A delay in producing an effective vaccine on this scale or a “patchy uptake” could delay a full recovery until 2026 or even 2029, Eurocontrol warned.

The organisation’s latest five-year forecast offers three scenarios for recovery from the Covid-19 crisis.

The most-optimistic forecast of a recovery to 2019 levels by 2024 assumes “a vaccine is widely made available for travellers by summer 2021”.

Should a vaccine only be widely available, or the pandemic end, by summer 2022, Eurocontrol forecasts a recovery to 2019’s level may be pushed back to 2026.

The association’s worst-case scenario that there is no effective vaccine and the infection lingers suggests recovery could be delayed until 2029.

If the first forecast proves right, Eurocontrol expects sufficient testing facilities for passengers and “relatively good passenger confidence” by mid-2021, but with some travellers – including business travellers – still reluctant to fly.

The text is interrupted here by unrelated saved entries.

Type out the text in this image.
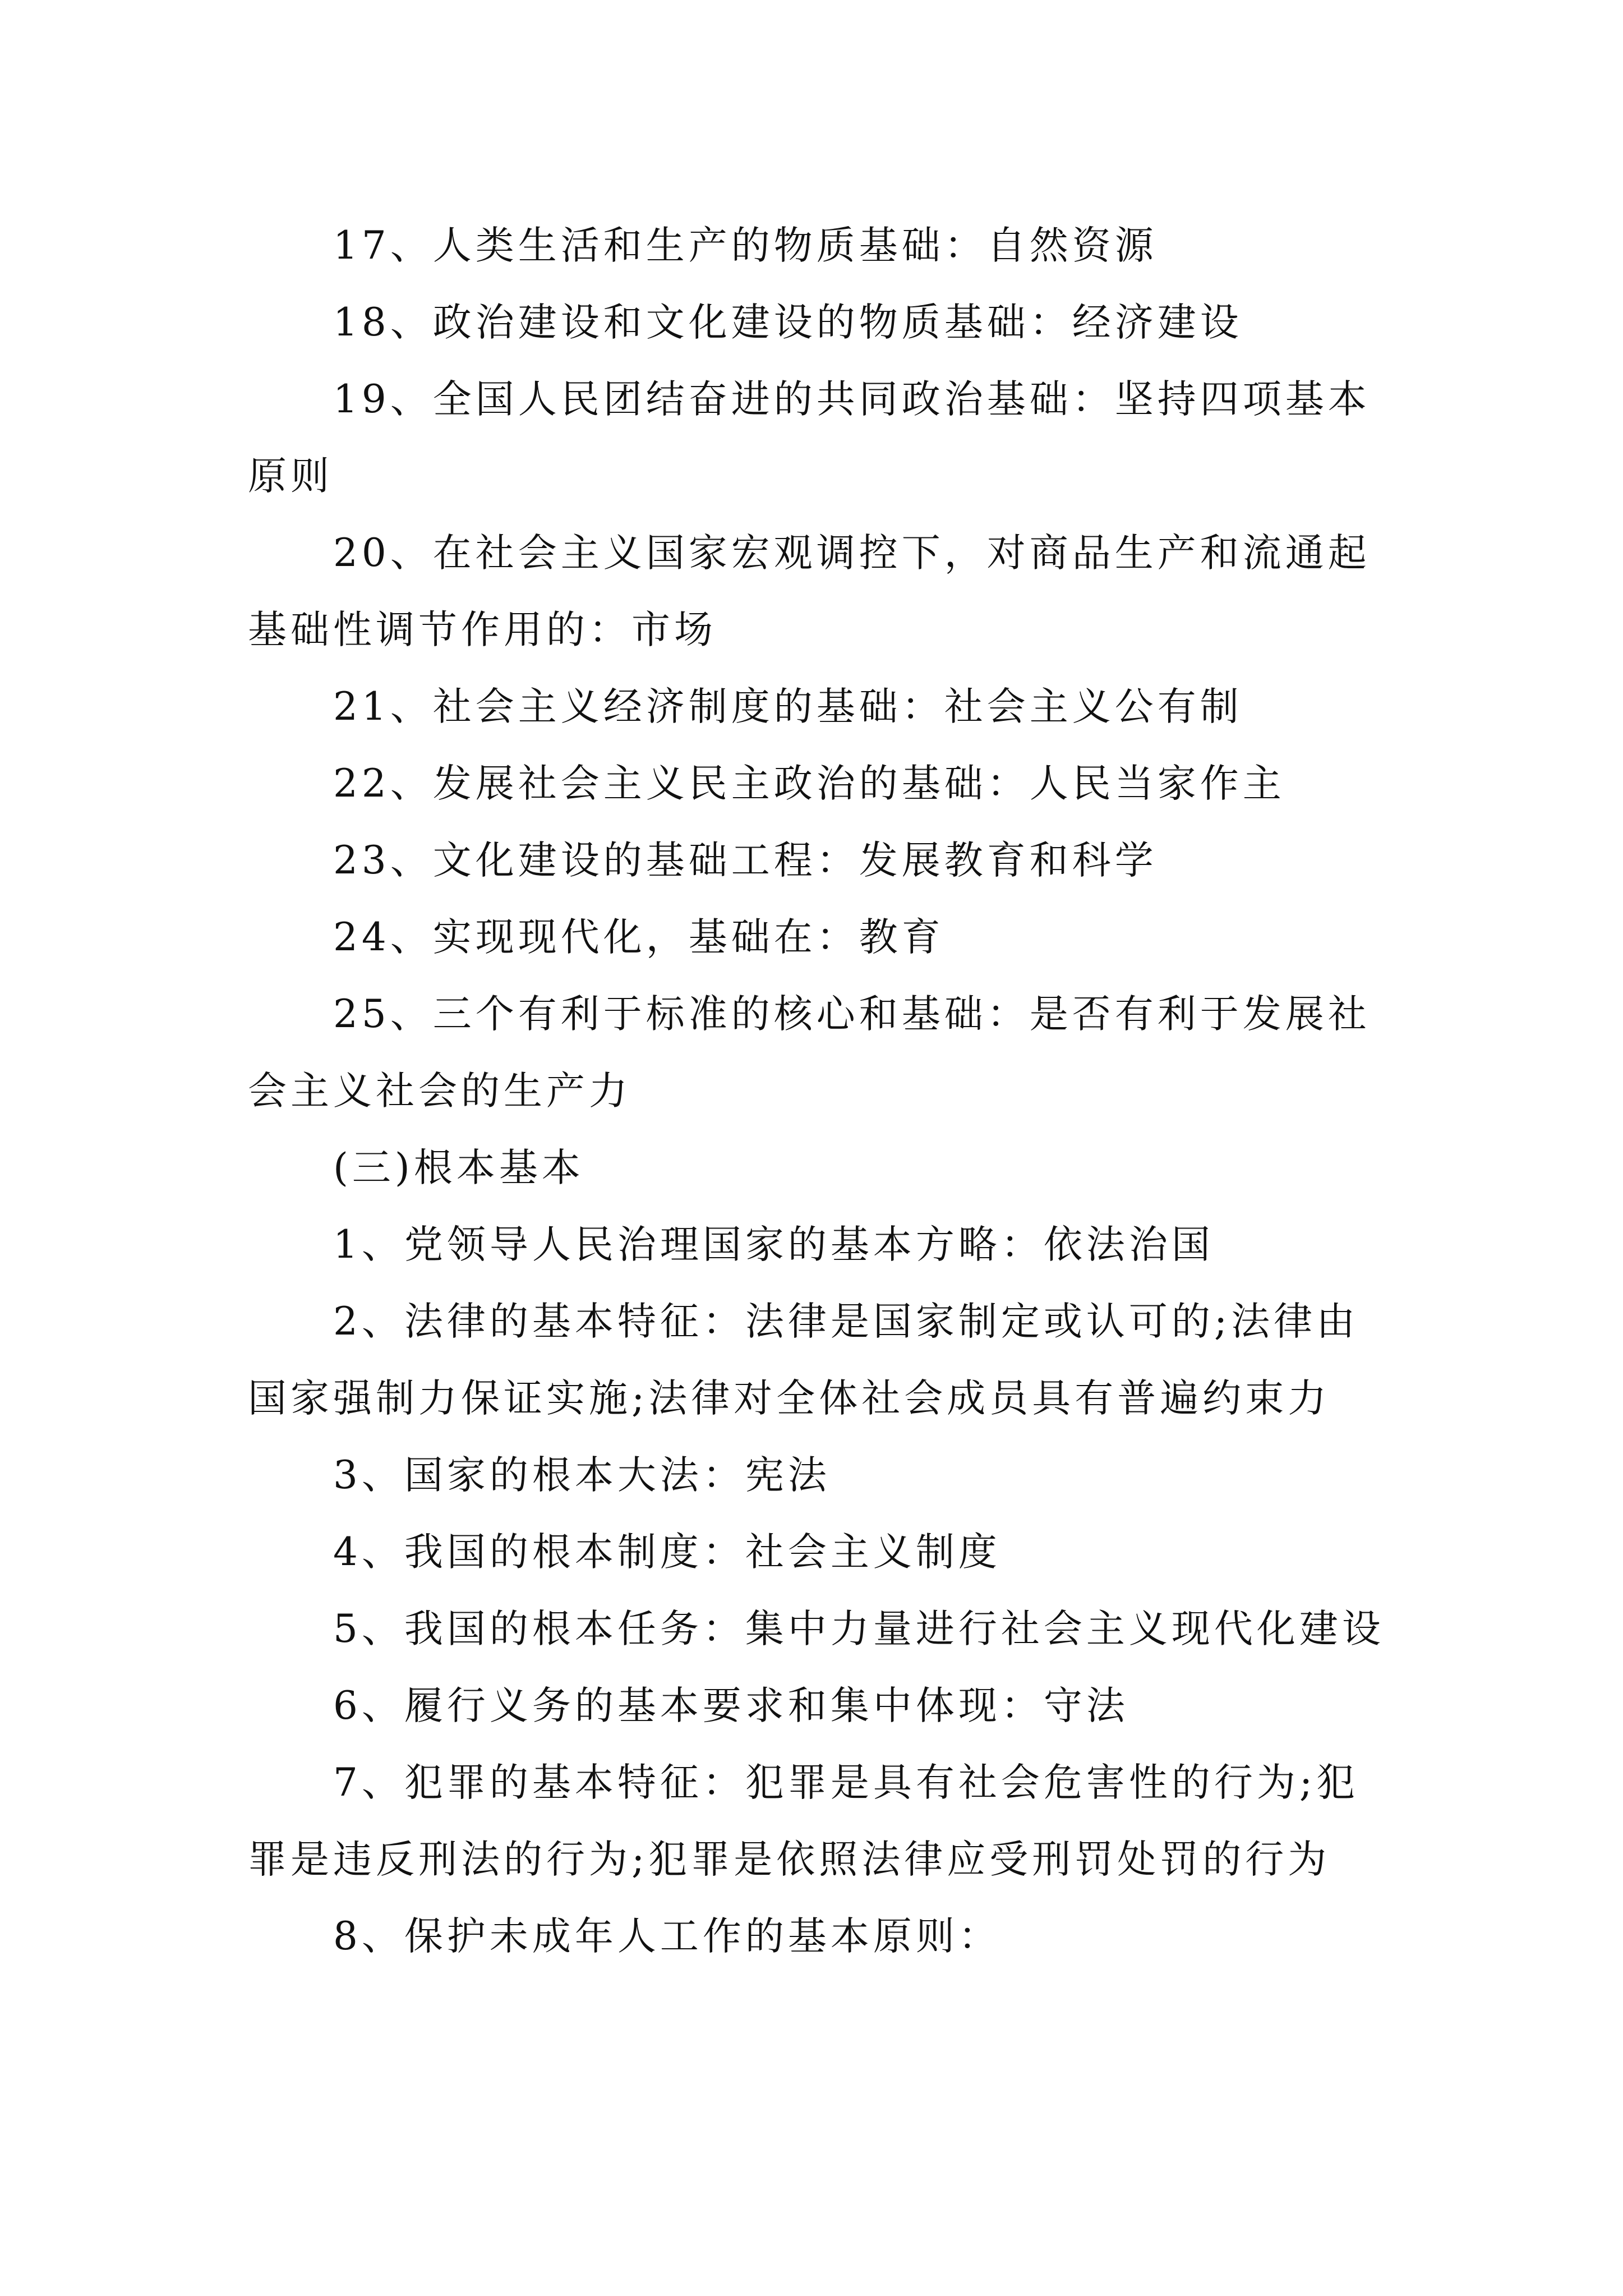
17、人类生活和生产的物质基础：自然资源

18、政治建设和文化建设的物质基础：经济建设

19、全国人民团结奋进的共同政治基础：坚持四项基本原则

20、在社会主义国家宏观调控下，对商品生产和流通起基础性调节作用的：市场

21、社会主义经济制度的基础：社会主义公有制

22、发展社会主义民主政治的基础：人民当家作主

23、文化建设的基础工程：发展教育和科学

24、实现现代化，基础在：教育

25、三个有利于标准的核心和基础：是否有利于发展社会主义社会的生产力

(三)根本基本

1、党领导人民治理国家的基本方略：依法治国

2、法律的基本特征：法律是国家制定或认可的;法律由国家强制力保证实施;法律对全体社会成员具有普遍约束力

3、国家的根本大法：宪法

4、我国的根本制度：社会主义制度

5、我国的根本任务：集中力量进行社会主义现代化建设

6、履行义务的基本要求和集中体现：守法

7、犯罪的基本特征：犯罪是具有社会危害性的行为;犯罪是违反刑法的行为;犯罪是依照法律应受刑罚处罚的行为

8、保护未成年人工作的基本原则：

In this scenario, Eurocontrol suggests airlines able to invest, especially low cost carriers, will re-hire employees.

But it forecasts a delay in the restart of some long-haul routes, with North Atlantic routes likely to resume first.

In the worst-case scenario, Eurocontrol foresees a vaccine becoming available by summer 2022 “but uptake is patchy”, making it “difficult for airlines to operate as pre-Covid” with “some regions experiencing renewed outbreak phases”.

Demand would “bounce back for 60%-70% of travellers” by mid-2022 but there would be a “permanent drop in propensity to fly”.

The revised November forecast follows a slightly more optimistic one in September.

Eurocontrol noted the number of flights in Europe in March to October this year was down by two thirds (65%) on 2019 – representing a return to “pre-1990 flight levels”.

It reported the return to flying there has been as “driven by larger states maintaining traffic a little more strongly: a mix of repatriation, cargo and domestic flights”.

The forecast discounted the risk of Brexit, noting: “We have assumed continued transport connectivity will be ensured.

“Businesses and individuals operating in the UK should see no change to existing conditions after the transition period.”